Varios incendios no explicados suficientemente por la historia acabaron con la arquitectura colonial de las casas de bareque. Los que hubo entre 1921 y 1922 fueron la oportunidad esperada desde comienzos de siglo para embellecer la plaza con la tardía arquitectura republicana que caracterizó durante algunas décadas a este sitio de la ciudad.
Por la época en que fue tomada la fotografía no había monumento en mitad de la plaza. La hierba lo cubría todo, y dos caminos en diagonal la atravesaban. Uno iba de Colombia a Palacé, el otro de Boyacá hacia donde está hoy la escultura de Arenas Betancourt, frente al Banco Popular. La Candelaria se ve toda, y a su lado y al frente no hay edificios altos que la apabullen. No es una iglesia monumental, pero se ve y domina el espacio. La sombra de uno
que otro cagajón resalta sobre la hierba agostada. Donde hoy se hacen los vendedores de lotería es pura manga. Las casas que rodean la plaza tienen la misma fachada: puertas altas y anchas, balcones largos con igual número de puertas. Quizá en una de estas casas, o en otra de más allá, da igual, hayan hecho la noche anterior algún muchachito que en el futuro se jactaría de sus nobles orígenes.

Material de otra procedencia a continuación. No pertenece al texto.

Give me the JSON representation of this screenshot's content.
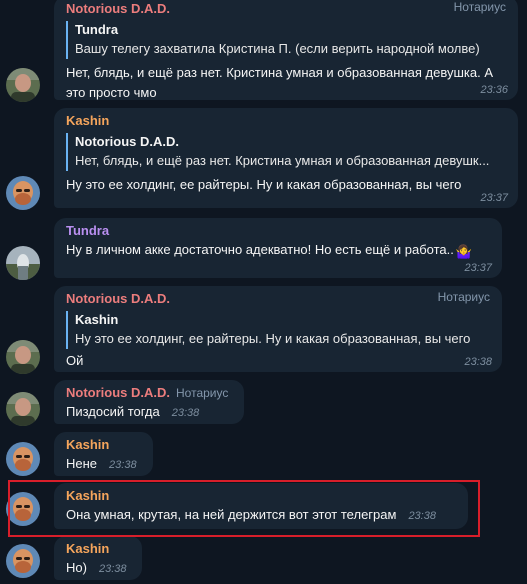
{
  "messages": [
    {
      "sender": "Notorious D.A.D.",
      "role": "Нотариус",
      "reply_name": "Tundra",
      "reply_text": "Вашу телегу захватила Кристина П. (если верить народной молве)",
      "text_lines": [
        "Нет, блядь, и ещё раз нет. Кристина умная и образованная девушка. А",
        "это просто чмо"
      ],
      "time": "23:36"
    },
    {
      "sender": "Kashin",
      "reply_name": "Notorious D.A.D.",
      "reply_text": "Нет, блядь, и ещё раз нет. Кристина умная и образованная девушк...",
      "text": "Ну это ее холдинг, ее райтеры. Ну и какая образованная, вы чего",
      "time": "23:37"
    },
    {
      "sender": "Tundra",
      "text": "Ну в личном акке достаточно адекватно! Но есть ещё и работа..",
      "emoji": "🤷‍♀️",
      "time": "23:37"
    },
    {
      "sender": "Notorious D.A.D.",
      "role": "Нотариус",
      "reply_name": "Kashin",
      "reply_text": "Ну это ее холдинг, ее райтеры. Ну и какая образованная, вы чего",
      "text": "Ой",
      "time": "23:38"
    },
    {
      "sender": "Notorious D.A.D.",
      "role": "Нотариус",
      "text": "Пиздосий тогда",
      "time": "23:38"
    },
    {
      "sender": "Kashin",
      "text": "Нене",
      "time": "23:38"
    },
    {
      "sender": "Kashin",
      "text": "Она умная, крутая, на ней держится вот этот телеграм",
      "time": "23:38"
    },
    {
      "sender": "Kashin",
      "text": "Но)",
      "time": "23:38"
    }
  ]
}
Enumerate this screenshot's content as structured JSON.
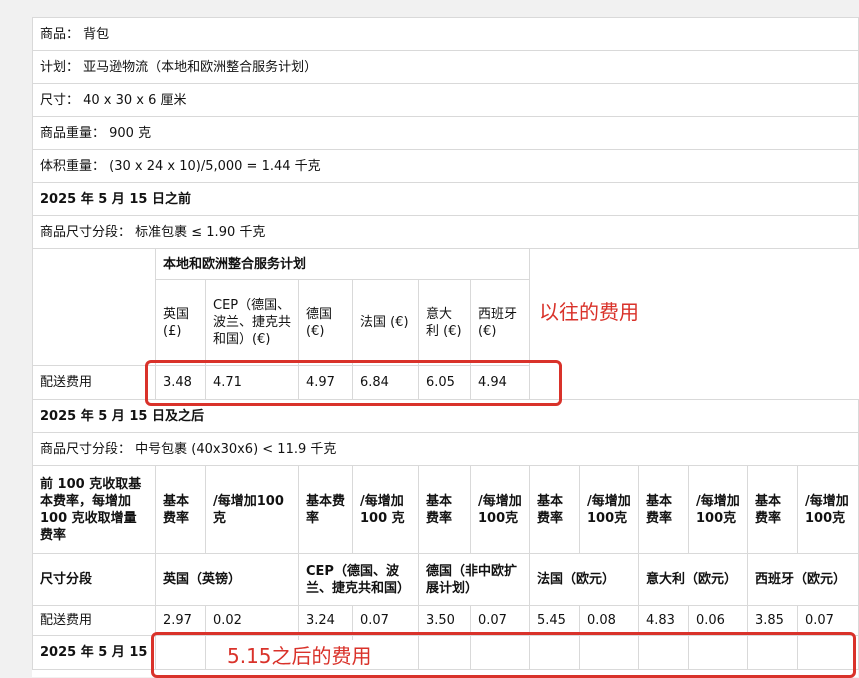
{
  "info_rows": {
    "product": "商品：  背包",
    "plan": "计划：  亚马逊物流（本地和欧洲整合服务计划）",
    "size": "尺寸：  40 x 30 x 6 厘米",
    "weight": "商品重量：  900 克",
    "volume": "体积重量：  (30 x 24 x 10)/5,000 = 1.44 千克"
  },
  "before": {
    "title": "2025 年 5 月 15 日之前",
    "tier": "商品尺寸分段：  标准包裹 ≤ 1.90 千克",
    "plan_header": "本地和欧洲整合服务计划",
    "columns": [
      "英国 (£)",
      "CEP（德国、波兰、捷克共和国）(€)",
      "德国 (€)",
      "法国 (€)",
      "意大利 (€)",
      "西班牙 (€)"
    ],
    "row_label": "配送费用",
    "values": [
      "3.48",
      "4.71",
      "4.97",
      "6.84",
      "6.05",
      "4.94"
    ]
  },
  "after": {
    "title": "2025 年 5 月 15 日及之后",
    "tier": "商品尺寸分段：  中号包裹 (40x30x6) < 11.9 千克",
    "rate_desc": "前 100 克收取基本费率，每增加 100 克收取增量费率",
    "base_label": "基本费率",
    "incr_labels": [
      "/每增加100克",
      "/每增加 100 克",
      "/每增加100克",
      "/每增加100克",
      "/每增加100克",
      "/每增加100克"
    ],
    "tier_label": "尺寸分段",
    "countries": [
      "英国（英镑）",
      "CEP（德国、波兰、捷克共和国）",
      "德国（非中欧扩展计划）",
      "法国（欧元）",
      "意大利（欧元）",
      "西班牙（欧元）"
    ],
    "row_label": "配送费用",
    "values": [
      "2.97",
      "0.02",
      "3.24",
      "0.07",
      "3.50",
      "0.07",
      "5.45",
      "0.08",
      "4.83",
      "0.06",
      "3.85",
      "0.07"
    ]
  },
  "cutoff_row": "2025 年 5 月 15",
  "annotations": {
    "before_label": "以往的费用",
    "after_label": "5.15之后的费用",
    "color": "#d9322a"
  }
}
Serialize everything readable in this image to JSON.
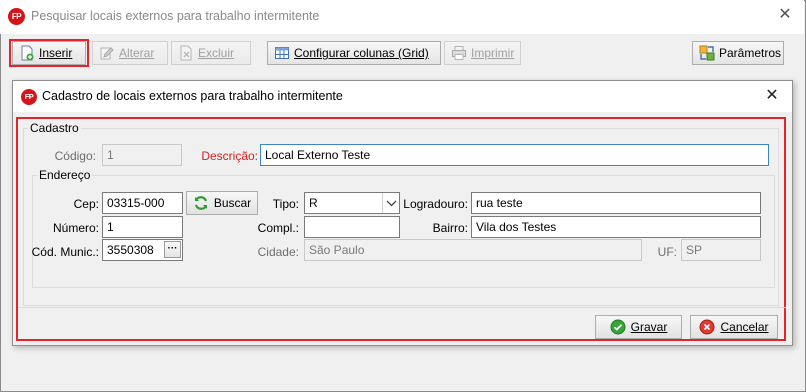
{
  "window": {
    "title": "Pesquisar locais externos para trabalho intermitente",
    "logo_text": "FP",
    "close_glyph": "✕"
  },
  "toolbar": {
    "inserir": "Inserir",
    "alterar": "Alterar",
    "excluir": "Excluir",
    "configurar_colunas": "Configurar colunas (Grid)",
    "imprimir": "Imprimir",
    "parametros": "Parâmetros"
  },
  "dialog": {
    "title": "Cadastro de locais externos para trabalho intermitente",
    "cadastro_group": "Cadastro",
    "codigo_label": "Código:",
    "codigo_value": "1",
    "descricao_label": "Descrição:",
    "descricao_value": "Local Externo Teste",
    "endereco_group": "Endereço",
    "cep_label": "Cep:",
    "cep_value": "03315-000",
    "buscar": "Buscar",
    "tipo_label": "Tipo:",
    "tipo_value": "R",
    "logradouro_label": "Logradouro:",
    "logradouro_value": "rua teste",
    "numero_label": "Número:",
    "numero_value": "1",
    "compl_label": "Compl.:",
    "compl_value": "",
    "bairro_label": "Bairro:",
    "bairro_value": "Vila dos Testes",
    "cod_munic_label": "Cód. Munic.:",
    "cod_munic_value": "3550308",
    "ellipsis": "···",
    "cidade_label": "Cidade:",
    "cidade_value": "São Paulo",
    "uf_label": "UF:",
    "uf_value": "SP",
    "gravar": "Gravar",
    "cancelar": "Cancelar"
  },
  "colors": {
    "highlight": "#e5232b",
    "required_label": "#d52020",
    "logo_bg": "#d5141b"
  }
}
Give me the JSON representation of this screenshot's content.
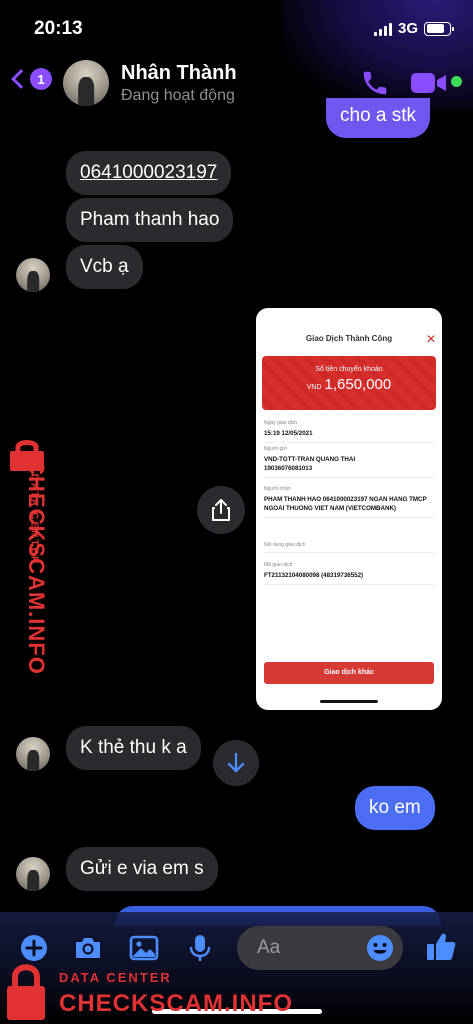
{
  "status_bar": {
    "time": "20:13",
    "network": "3G",
    "battery_level": 0.8
  },
  "header": {
    "back_badge": "1",
    "contact_name": "Nhân Thành",
    "contact_status": "Đang hoạt động",
    "accent_color": "#8a4dff"
  },
  "messages": {
    "out_clipped": "cho a stk",
    "account_number": "0641000023197",
    "account_name": "Pham thanh hao",
    "bank": "Vcb ạ",
    "no_card": "K thẻ thu k a",
    "reply_ko_em": "ko em",
    "gui_e_via": "Gửi e via em s"
  },
  "receipt": {
    "title": "Giao Dịch Thành Công",
    "amount_label": "Số tiền chuyển khoản",
    "currency": "VND",
    "amount": "1,650,000",
    "fields": [
      {
        "label": "Ngày giao dịch",
        "value": "15:19 12/05/2021"
      },
      {
        "label": "Người gửi",
        "value": "VND-TGTT-TRAN QUANG THAI 19036076081013"
      },
      {
        "label": "Người nhận",
        "value": "PHAM THANH HAO 0641000023197 NGAN HANG TMCP NGOAI THUONG VIET NAM (VIETCOMBANK)"
      },
      {
        "label": "Nội dung giao dịch",
        "value": ""
      },
      {
        "label": "Mã giao dịch",
        "value": "FT21132104080098 (48319736552)"
      }
    ],
    "button_label": "Giao dịch khác"
  },
  "composer": {
    "placeholder": "Aa"
  },
  "watermark": {
    "small": "DATA CENTER",
    "big": "CHECKSCAM.INFO"
  },
  "colors": {
    "outgoing": "#4c6ef5",
    "incoming": "#2b2b2f",
    "accent": "#8a4dff",
    "receipt_red": "#d7302c"
  }
}
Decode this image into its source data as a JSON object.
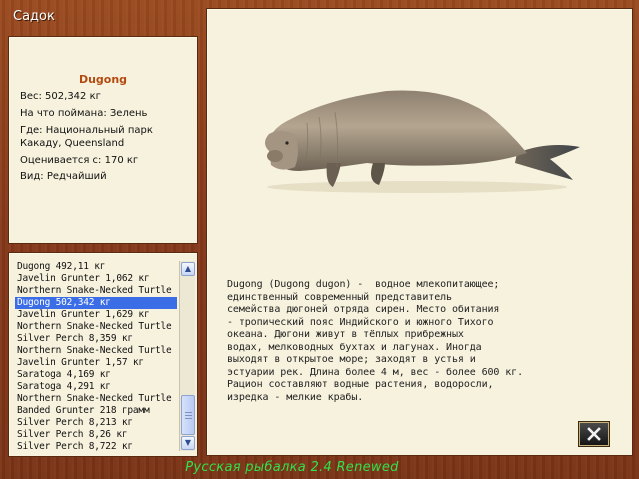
{
  "window": {
    "title": "Садок"
  },
  "info": {
    "name": "Dugong",
    "weight": "Вес: 502,342 кг",
    "bait": "На что поймана: Зелень",
    "location": "Где: Национальный парк Какаду, Queensland",
    "value": "Оценивается с: 170 кг",
    "species_type": "Вид: Редчайший"
  },
  "catch_list": {
    "selected_index": 3,
    "items": [
      "Dugong 492,11 кг",
      "Javelin Grunter 1,062 кг",
      "Northern Snake-Necked Turtle",
      "Dugong 502,342 кг",
      "Javelin Grunter 1,629 кг",
      "Northern Snake-Necked Turtle",
      "Silver Perch 8,359 кг",
      "Northern Snake-Necked Turtle",
      "Javelin Grunter 1,57 кг",
      "Saratoga 4,169 кг",
      "Saratoga 4,291 кг",
      "Northern Snake-Necked Turtle",
      "Banded Grunter 218 грамм",
      "Silver Perch 8,213 кг",
      "Silver Perch 8,26 кг",
      "Silver Perch 8,722 кг"
    ]
  },
  "description": {
    "text": "Dugong (Dugong dugon) -  водное млекопитающее;\nединственный современный представитель\nсемейства дюгоней отряда сирен. Место обитания\n- тропический пояс Индийского и южного Тихого\nокеана. Дюгони живут в тёплых прибрежных\nводах, мелководных бухтах и лагунах. Иногда\nвыходят в открытое море; заходят в устья и\nэстуарии рек. Длина более 4 м, вес - более 600 кг.\nРацион составляют водные растения, водоросли,\nизредка - мелкие крабы."
  },
  "footer": {
    "text": "Русская рыбалка  2.4  Renewed"
  },
  "icons": {
    "close": "close-x-icon",
    "scroll_up": "chevron-up-icon",
    "scroll_down": "chevron-down-icon"
  },
  "colors": {
    "wood": "#8a3d17",
    "panel": "#f7f2de",
    "selection": "#3b6ee6",
    "fish_name": "#b34a10",
    "footer": "#2fe24a"
  }
}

El único adorno que hay es la pileta frente a una de las puertas de la iglesia. Pocos pasos más allá, en la esquina que forma Palacé con Boyacá, se ve a unos cuantos parroquianos. En días como esos debió ser sitio de encuentro de feligreses que venían a limpiar sus almas y a practicar por un rato la maledicencia, antes de recibir el cuerpo de Cristo.
Sobresale un edificio de tres pisos que no se ve en la fotografía, pues está justo al frente de la iglesia, formando esquina en Bolívar con Boyacá. Es el edificio más alto de la ciudad, aunque tiene la misma fachada de las casas: puertas altas y anchas, paredes enjalbegadas, techo de dos aguas. Durante algunos años fue sede de la Gobernación de Antioquia, que después pasó a una casa de Calibío.
No era una plaza que destacara por su belleza arquitectónica, pero era agradable. La iglesia, con sus tres torres, se erguía por encima de las casas, y desde muy lejos imponía su presencia. Las montañas que rodean la ciudad y producen la sensación de estar en el fondo de una taza se veían desde cualquier parte. Después del incendio, cuando la modernizaron, fue interesante, y hasta bonita. Hoy es un parque feo, hediondo, y nadie se jacta de haber nacido allí. Lustrabotas, indigentes, anunciadores de apocalipsis, cantantes callejeros, magos, estafadores, brujos, puticas, vendedores de cualquier cosa, son el público permanente.
Alguna vez entré a La Candelaria a conocer al Cristo gay. Es oscura, y está llena de feligreses que han comprado la lotería y le piden a Dios o a cualquiera de sus ayudantes, los santos, las santas y las vírgenes, el gordo completo, cuatro mil quinientos millones. En un rincón esta el Cristo: feo, maniquebrado, el Cristo gay.
En la actualidad la iglesia no se ve. Rodeada de edificios altos y feos, ha desaparecido del espacio real. Como esos órganos que alguna vez cumplieron una función, pero que la evolución fue dejando atrás y ahora no sirven para nada, La Candelaria sigue en su sitio y mucha gente pasa sin percatarse de su presencia.